Encoding
Encoding is the process of digitizing and compressing video and audio assets. MPEG-2 is the compression scheme used for DVD. The DVD disc format, video duration and content style (i.e. talking head interview, high action, etc.) will determine the encoding bit rate and the amount of video that can fit on your DVD (see chart). Source video must be master quality in Betacam SP or Digital Betacam formats or will require transfer prior to encoding.
We recommend Constant Bit Rate (CBR) encoding for DVDs with one hour or less of video and Variable Bit Rate (VBR) for more than one hour.

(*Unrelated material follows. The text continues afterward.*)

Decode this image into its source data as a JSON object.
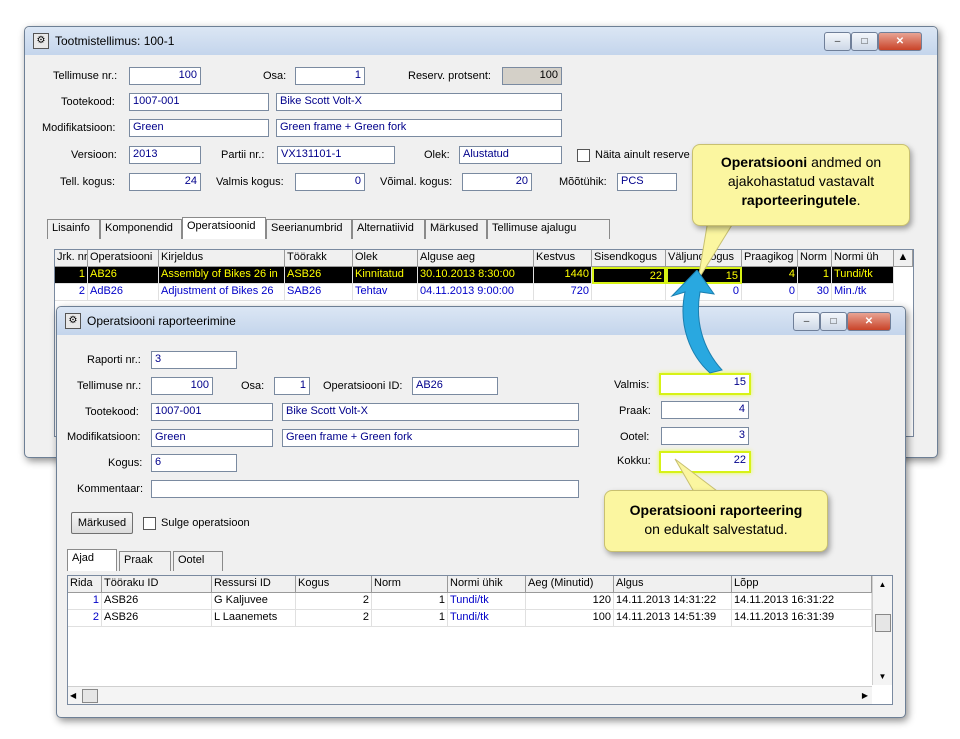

VBR Encoding is more involved requiring two passes, an analysis pass and an encoding pass, segments that need more bandwidth can be re-encoded on a scene by scene basis. Inverse telecine is an option to remove duplicate frames added during film transfer and improve performance. Widescreen 16x9 video can also be encoded and DVD players will display it in native 16x9, 4x3 letterbox, or 4x3 pan & scan.
Disc Format |
Sides |
Layers |
Capacity |
Approximate Video Capacity |
|
CBR (8Mbps) |
VBR (Avg. 5 Mbps) |
||||
| DVD 5 | Single | Single | 4.7 GB | 60 min |
133 min |
| DVD 9 | Single | Dual | 8.5 GB | 106 min |
212 min |
| DVD 10 | Double | Single | 9.4 GB | 120 min |
266 min |
| DVD 18 | Double | Dual | 17.0 GB | 212 min |
424 min |
Dolby Digital (AC3) is the audio compression scheme used for most DVDs. Stereo or mono tracks can be encoded simultaneously with the video. Alternate audio tracks or 5.1 Surround Sound require separate passes.